Much of the blame falls on DMX. He doesn’t appear to understand why he’s there, and he often goes onto unrelated tangents while the others speak. He seems surprisingly inarticulate, and he’s so distracted that he actually makes cell phone calls during the session!
Not that DMX ruins an otherwise good track, for the rest of the commentary seems very lackluster. Dickerson and Gibson occasionally toss out decent production notes like issues connected to the adaptation of the original story, deleted and altered sequences, pressures caused by a very short shooting schedule, and some acting notes. Unfortunately, much of the time we just hear praise for the film and all involved, and more than a few examples of dead air occur.
DMX departs about halfway through the movie, and matters improve somewhat from there. The commentary doesn’t soar when we only hear from Dickerson and Gibson, but they seem better focused on the film and offer more cogent details. These moments moderately redeem a previously miserable track, but it remains no better than lackluster as a whole.
Next we find a collection of 11 deleted scenes. Most of these offer small bits that pad out existing concepts, and the majority revolve around the Paul character. We see moments that precede his current introduction in the film and watch a little more development. Nothing substantial occurs, though, and the cuts seem worthwhile.
We can view these with or without commentary from Dickerson and Gibson. They give us some notes about the scenes and occasionally - maybe half the time - tell us why they got cut. Usually, this is because of time reasons, but some studio pressures also appear. The commentary offers some minor details but not much.
Next we find a featurette simply called The Making of Never Die Alone.
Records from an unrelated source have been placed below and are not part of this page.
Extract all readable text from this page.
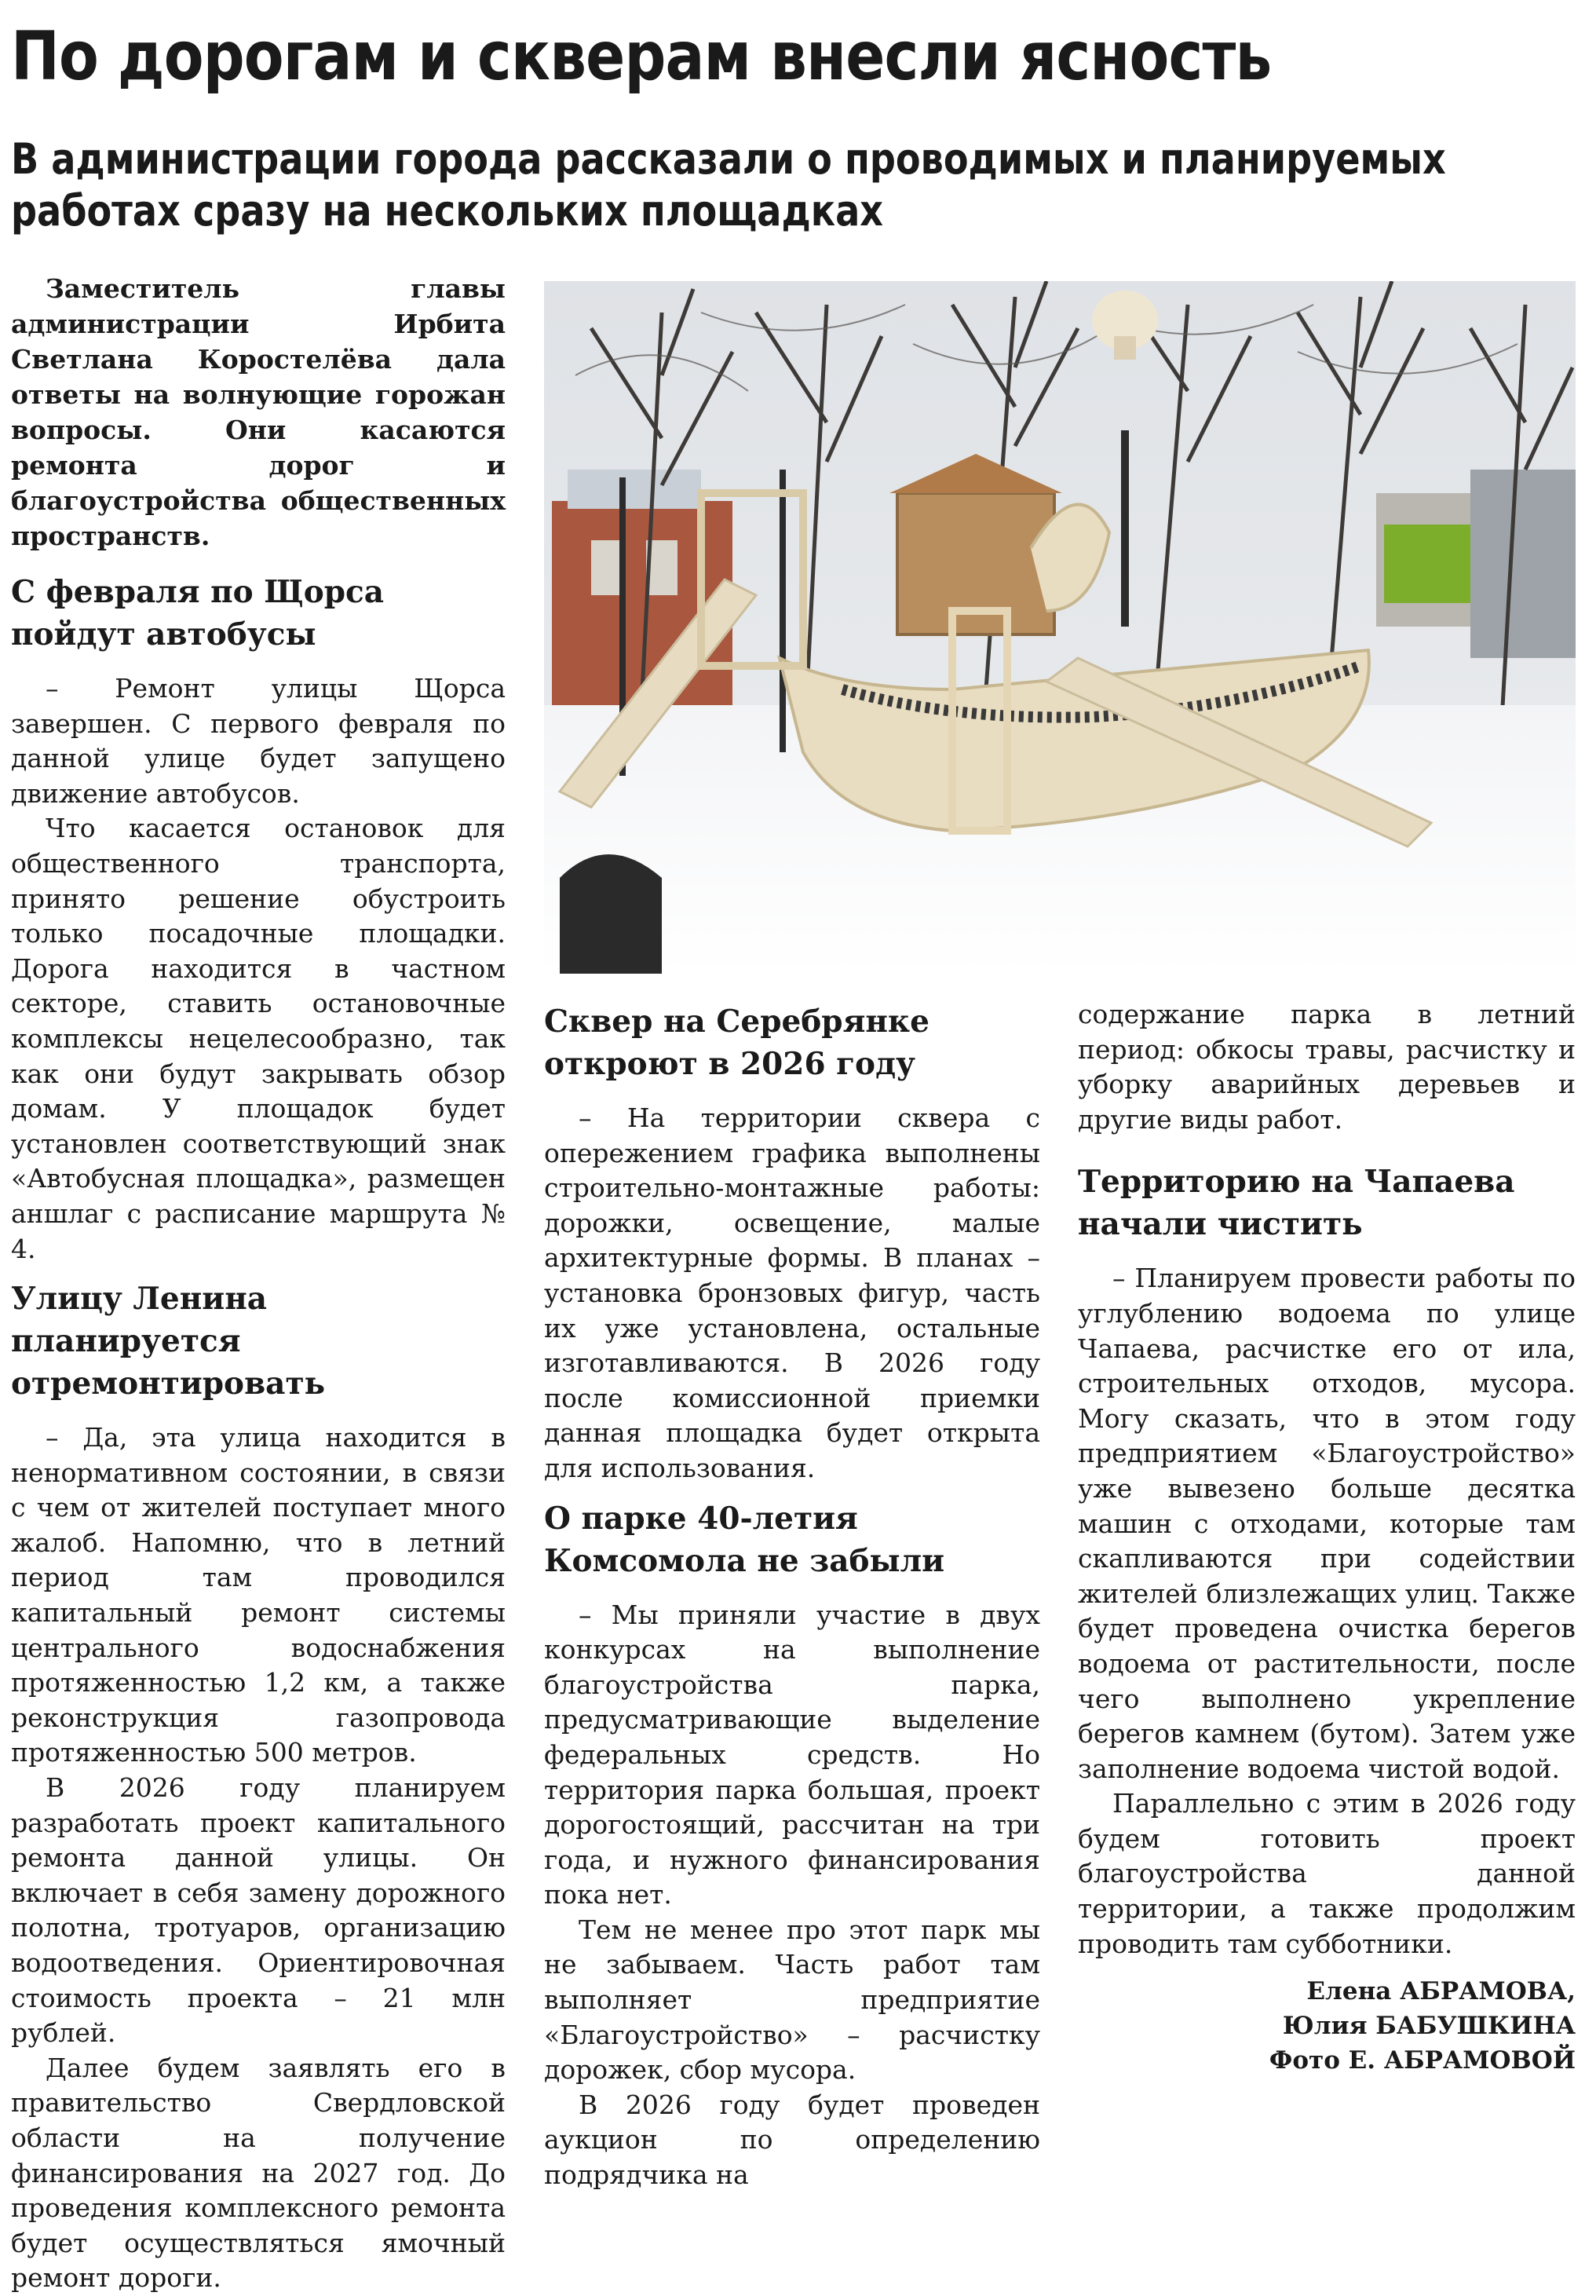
По дорогам и скверам внесли ясность
В администрации города рассказали о проводимых и планируемых работах сразу на нескольких площадках

Заместитель главы администрации Ирбита Светлана Коростелёва дала ответы на волнующие горожан вопросы. Они касаются ремонта дорог и благоустройства общественных пространств.

С февраля по Щорса пойдут автобусы

– Ремонт улицы Щорса завершен. С первого февраля по данной улице будет запущено движение автобусов.

Что касается остановок для общественного транспорта, принято решение обустроить только посадочные площадки. Дорога находится в частном секторе, ставить остановочные комплексы нецелесообразно, так как они будут закрывать обзор домам. У площадок будет установлен соответствующий знак «Автобусная площадка», размещен аншлаг с расписание маршрута № 4.

Улицу Ленина планируется отремонтировать

– Да, эта улица находится в ненормативном состоянии, в связи с чем от жителей поступает много жалоб. Напомню, что в летний период там проводился капитальный ремонт системы центрального водоснабжения протяженностью 1,2 км, а также реконструкция газопровода протяженностью 500 метров.

В 2026 году планируем разработать проект капитального ремонта данной улицы. Он включает в себя замену дорожного полотна, тротуаров, организацию водоотведения. Ориентировочная стоимость проекта – 21 млн рублей.

Далее будем заявлять его в правительство Свердловской области на получение финансирования на 2027 год. До проведения комплексного ремонта будет осуществляться ямочный ремонт дороги.

Сквер на Серебрянке откроют в 2026 году

– На территории сквера с опережением графика выполнены строительно-монтажные работы: дорожки, освещение, малые архитектурные формы. В планах – установка бронзовых фигур, часть их уже установлена, остальные изготавливаются. В 2026 году после комиссионной приемки данная площадка будет открыта для использования.

О парке 40-летия Комсомола не забыли

– Мы приняли участие в двух конкурсах на выполнение благоустройства парка, предусматривающие выделение федеральных средств. Но территория парка большая, проект дорогостоящий, рассчитан на три года, и нужного финансирования пока нет.

Тем не менее про этот парк мы не забываем. Часть работ там выполняет предприятие «Благоустройство» – расчистку дорожек, сбор мусора.

В 2026 году будет проведен аукцион по определению подрядчика на

содержание парка в летний период: обкосы травы, расчистку и уборку аварийных деревьев и другие виды работ.

Территорию на Чапаева начали чистить

– Планируем провести работы по углублению водоема по улице Чапаева, расчистке его от ила, строительных отходов, мусора. Могу сказать, что в этом году предприятием «Благоустройство» уже вывезено больше десятка машин с отходами, которые там скапливаются при содействии жителей близлежащих улиц. Также будет проведена очистка берегов водоема от растительности, после чего выполнено укрепление берегов камнем (бутом). Затем уже заполнение водоема чистой водой.

Параллельно с этим в 2026 году будем готовить проект благоустройства данной территории, а также продолжим проводить там субботники.

Елена АБРАМОВА,
Юлия БАБУШКИНА
Фото Е. АБРАМОВОЙ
It mixes movie clips, a few shots from the set, and sound bites. We hear from DMX, Dickerson, and actors Michael Ealy, and David Arquette. Entirely promotional, they reveal very little about the movie, and that leaves this as a superfluous program.
In the domain, we find promos for Kiss of the Dragon, The Transporter, The Young Master and Royal Warriors. More ads show up in Inside Look, an “exclusive insider’s look at upcoming projects from Fox”. This presents a featurette for Taxi, a Jimmy Fallon effort. We get a synopsis plus notes from actors Fallon and Queen Latifah. We also see that movie’s trailer in this very promotional piece.
A rambling and bland gangster flick, Never Die Alone suffers from many flaws. Key among them are a flat performance from its lead and a lack of coherence. The DVD presents fairly good picture and audio as well as a mediocre set of extras. Fans of street gangster flicks can do much better than this dud.